Not sure if its a bug or a feature, high FOG server CPU on dashboard
-
So I’d ask if there is any way possible to send the bandwidth info to the client and then let the client draw/render the graph instead of the server. Or is my understanding not accurate with how it works presently?
-
@Wayne-Workman I don’t understand what you mean?
If you make the client do the rendering as you describe, you’re not testing the server, you’re testing the client’s bandwidth.
The way it works, the client does do all the rendering already, but it needs to get the data from the server.

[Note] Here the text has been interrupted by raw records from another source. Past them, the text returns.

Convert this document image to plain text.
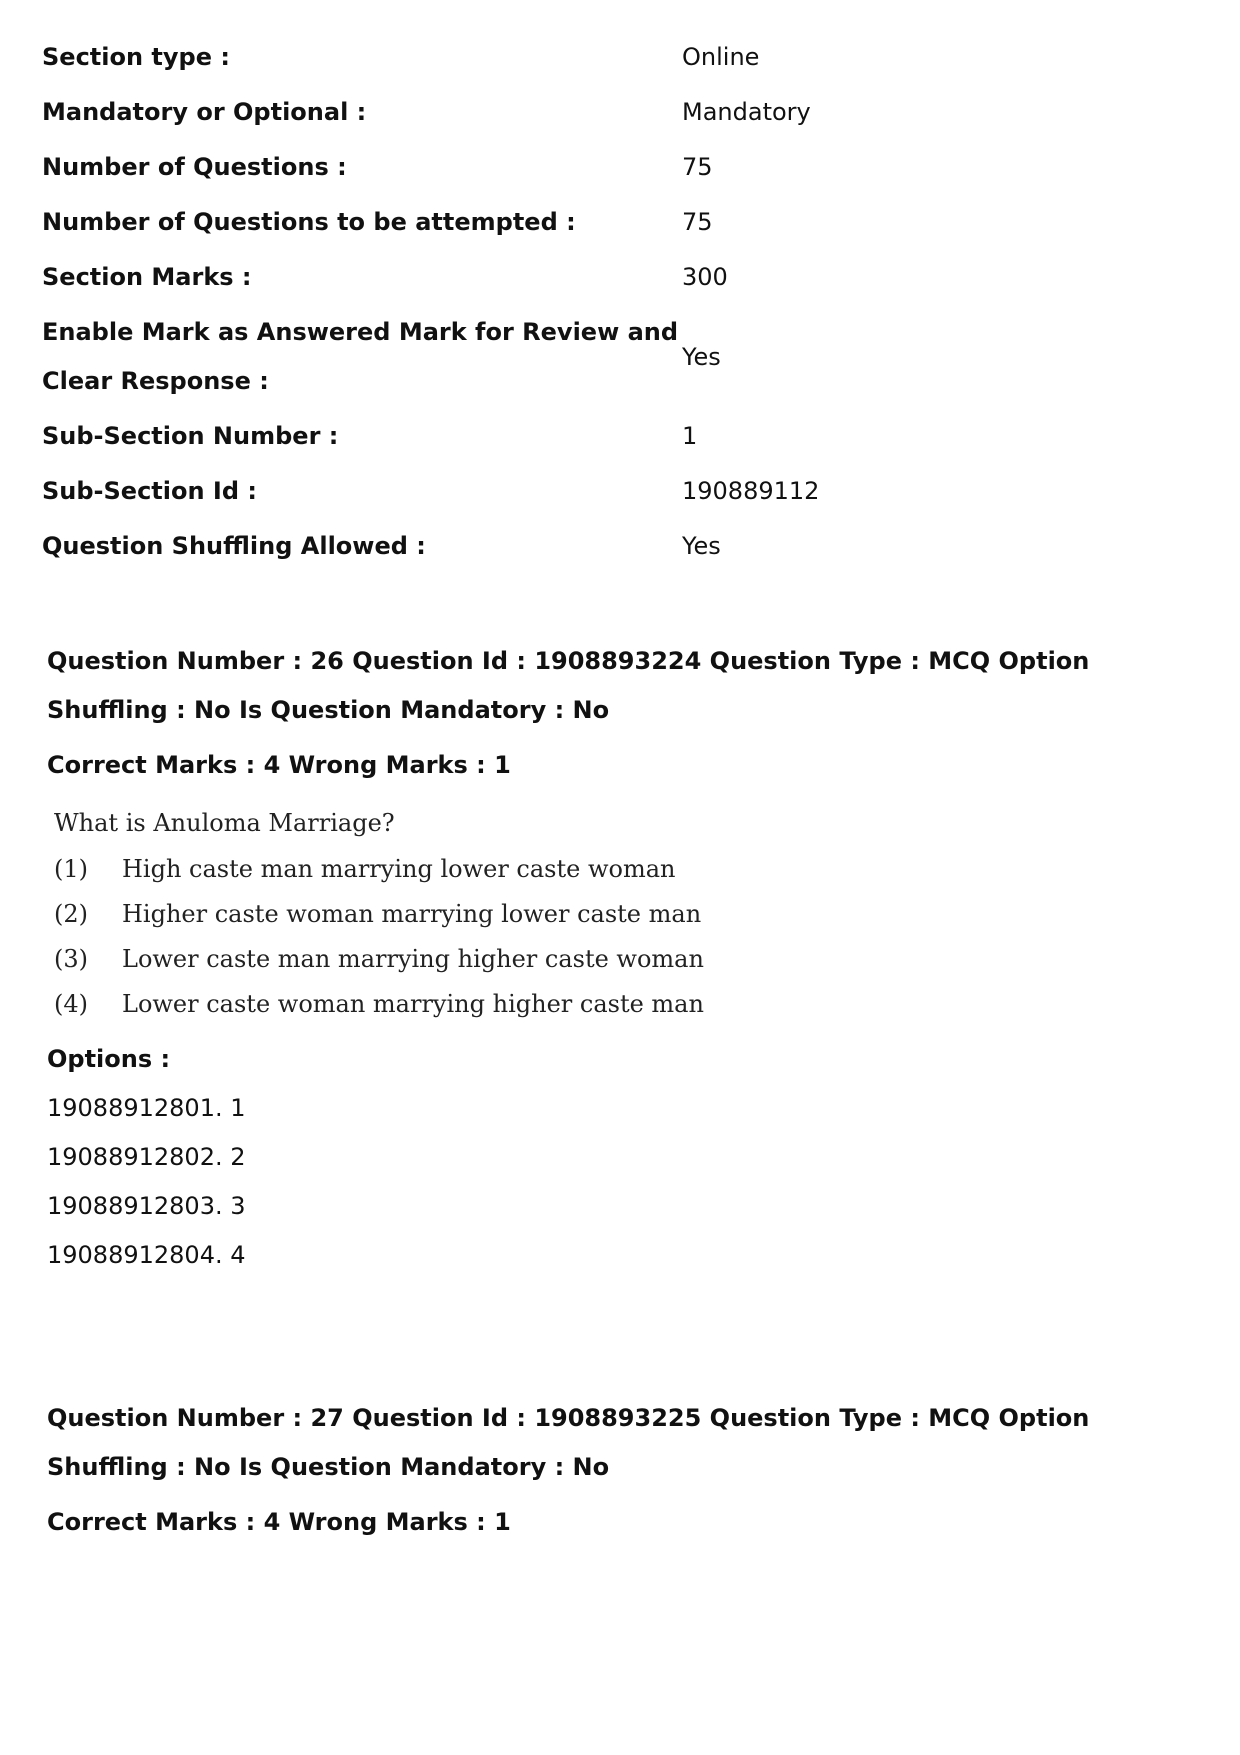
Section type :	Online
Mandatory or Optional :	Mandatory
Number of Questions :	75
Number of Questions to be attempted :	75
Section Marks :	300
Enable Mark as Answered Mark for Review and Clear Response :
Yes
Sub-Section Number :	1
Sub-Section Id :	190889112
Question Shuffling Allowed :	Yes
Question Number : 26 Question Id : 1908893224 Question Type : MCQ Option Shuffling : No Is Question Mandatory : No
Correct Marks : 4 Wrong Marks : 1
What is Anuloma Marriage?
(1)	High caste man marrying lower caste woman
(2)	Higher caste woman marrying lower caste man
(3)	Lower caste man marrying higher caste woman
(4)	Lower caste woman marrying higher caste man
Options :
19088912801. 1
19088912802. 2
19088912803. 3
19088912804. 4
Question Number : 27 Question Id : 1908893225 Question Type : MCQ Option Shuffling : No Is Question Mandatory : No
Correct Marks : 4 Wrong Marks : 1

So the first request just starts the read, but it knows nothing at that point. The second request (1 second later) is how it determines the bandwidth (and of course all the subsequent stuff).
-
@Tom-Elliott So how does that process you just described use so much CPU ?
-
Ever seconds there’s two polling requests to the server.
With multiple pages (let’s just say 2 tabs for now) you have 2 more polling requests to the server.
So add 3 you are up to 6 polling requests, add 3 more, you’re at 12 polling requests.
The requests are processed by the server, and every second there’s the number of tabs open being opened.
It’s just getting DDOS’d at that point. More tabs, equals more polling each time.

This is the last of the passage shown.